Initial Coin Offering (ICO)
Ryan O'Grady,January 15, 2018
What is an Initial Coin Offering (ICO)?
ICO or Initial Coin Offering is a mechanism to create or start a new Coin in cryptocurrency. The pre-created token can be easily sold and traded on all cryptocurrency exchanges if there is demand for them.
The main idea of an ICO was originally to fund new projects by pre-selling tokens or coins to investors who have interest in the projects. Most of ICO projects is using Blockchain network, which is a secure transaction ledger database that is shared by all parties participating in an established, distributed network of computers. Blockchain makes it easier for users to access their data and doing an online transaction because it has both private encryption and public encryption.
An ICO works just like an IPO (Initial Public Offering), but instead of selling shares, in ICO they sell Blockchain-based tokens. An Initial Coin Offering is an event that usually extends over a period of one week or more and in which everyone is allowed to purchase newly issued tokens in exchange for established cryptocurrencies like Bitcoin (BTC) or Ethereum (ETH).
Type of ICO
There are two purposes of using ICO, Crypto Coins and Crypto Tokens:
1- Crypto Coins – to create a new coin which is different to Bitcoin and has its own unique feature and blockchain. One of the most successful ICO’s crypto coins is Ethereum (2013).
2- Crypto tokens – to create a new project, for which to work a special currency is needed. The equity is raised via crowdfunding, so everybody can take part of it. Later on, the bought equity can be sold on some specific crypto exchanges. This is similar to startups, so you invest in the idea behind it and hope they get profitable. A crypto equity is equivalent to a crypto token. An ICO crypto token can be traded on every exchange, but only if the exchange accepts it.

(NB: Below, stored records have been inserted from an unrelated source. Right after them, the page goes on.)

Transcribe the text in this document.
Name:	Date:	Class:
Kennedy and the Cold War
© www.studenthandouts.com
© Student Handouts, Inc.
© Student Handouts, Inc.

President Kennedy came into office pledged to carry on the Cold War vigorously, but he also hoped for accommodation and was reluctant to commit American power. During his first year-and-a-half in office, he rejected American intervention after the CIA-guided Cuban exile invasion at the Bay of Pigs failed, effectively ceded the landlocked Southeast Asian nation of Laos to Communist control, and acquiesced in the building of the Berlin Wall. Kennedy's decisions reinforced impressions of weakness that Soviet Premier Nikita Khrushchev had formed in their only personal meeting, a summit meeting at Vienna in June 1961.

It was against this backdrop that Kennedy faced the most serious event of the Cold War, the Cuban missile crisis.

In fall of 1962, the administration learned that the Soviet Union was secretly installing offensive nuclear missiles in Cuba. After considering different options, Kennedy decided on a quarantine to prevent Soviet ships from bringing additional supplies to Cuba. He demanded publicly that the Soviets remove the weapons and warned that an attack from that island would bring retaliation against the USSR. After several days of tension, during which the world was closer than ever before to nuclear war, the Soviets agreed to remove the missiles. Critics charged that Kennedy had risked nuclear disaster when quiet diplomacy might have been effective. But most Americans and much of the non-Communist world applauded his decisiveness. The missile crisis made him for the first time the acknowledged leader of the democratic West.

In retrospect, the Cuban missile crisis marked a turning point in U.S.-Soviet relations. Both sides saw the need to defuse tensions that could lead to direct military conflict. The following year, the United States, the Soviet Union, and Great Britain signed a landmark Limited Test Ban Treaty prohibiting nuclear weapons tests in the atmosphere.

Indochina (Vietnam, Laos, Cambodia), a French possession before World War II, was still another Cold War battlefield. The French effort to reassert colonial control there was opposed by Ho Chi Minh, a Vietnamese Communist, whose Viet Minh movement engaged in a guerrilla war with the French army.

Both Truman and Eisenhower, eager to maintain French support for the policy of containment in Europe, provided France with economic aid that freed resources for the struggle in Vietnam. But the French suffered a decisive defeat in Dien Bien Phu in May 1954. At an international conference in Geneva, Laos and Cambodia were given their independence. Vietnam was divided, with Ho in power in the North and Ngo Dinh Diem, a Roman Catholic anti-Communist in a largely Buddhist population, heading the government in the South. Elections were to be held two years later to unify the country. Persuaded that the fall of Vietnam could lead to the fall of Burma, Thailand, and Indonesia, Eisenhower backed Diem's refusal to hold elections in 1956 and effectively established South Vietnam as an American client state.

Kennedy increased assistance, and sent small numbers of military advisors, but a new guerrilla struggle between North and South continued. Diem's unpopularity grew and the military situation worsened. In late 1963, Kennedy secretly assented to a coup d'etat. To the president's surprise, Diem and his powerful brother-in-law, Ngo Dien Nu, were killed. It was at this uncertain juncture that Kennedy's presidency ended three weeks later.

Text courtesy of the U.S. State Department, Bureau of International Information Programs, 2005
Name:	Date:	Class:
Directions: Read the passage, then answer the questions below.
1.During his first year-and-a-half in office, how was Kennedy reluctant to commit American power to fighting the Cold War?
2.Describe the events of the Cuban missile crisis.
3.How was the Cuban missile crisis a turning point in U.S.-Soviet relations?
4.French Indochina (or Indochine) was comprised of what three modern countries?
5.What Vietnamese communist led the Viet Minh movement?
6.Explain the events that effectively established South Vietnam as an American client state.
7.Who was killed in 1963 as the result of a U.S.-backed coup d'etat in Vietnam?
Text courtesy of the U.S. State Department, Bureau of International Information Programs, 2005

There are a number of factors that must combine in order for an ICO to become attractive. These factors include a solid idea, strong team, alongside a reasonable hard cap. Just how the ICO intends to collect its funds also contributes to its attractiveness. Most ICOs, should be called token generation events (TGE) since they are based on the ERC-20 protocol and don’t own their own blockchain. The ERC-20 is a token standard that follows specific rules on the Ethereum blockchain because most the ICOs happens there.
Who Can Join an ICO?
As a new alternative way of fundraising, ICO is a disruptive aspect of the cryptocurrency ecosystem. The important note is that ICO has no restriction on who is allowed to join the fundraising. It enables not only notable companies, but also people who have enthusiasm towards digital currency markets to become investors. This is why ICO is interesting, because it’s avoiding traditional methods of funding.
In short, everyone who has a cryptocurrency wallet can join the ICO. Technically login to your wallet and look for an ICO to invest in. If you have already chosen an ICO to invest in, then you probably visited the company’s website. There you can usually find a lot of information about the project, plans for progression and the team, backers and supporters, and all things that supported the ICO. They will also give you specific instructions on how to participate in their ICO.
Despite the attractiveness of an ICO, we should be extra cautious while selecting which ICO to invest in. Due to the exponential growth in public interest, esoteric terminology and a lax regulatory framework, it’s no surprise that ICOs have been used by scammers to cheat on investors to fund an imaginary project.
Before you decide to join the digital coins markets, remember that investing in cryptocurrencies is risky and not all risks are in plain sight. Cryptocurrency ecosystem doesn’t have a regulatory authority, so you have to do your own homework by double checking the ICOs before investing in one. Do yourself a favor and always do an in-depth research on the company and the project, then the decision is yours to make.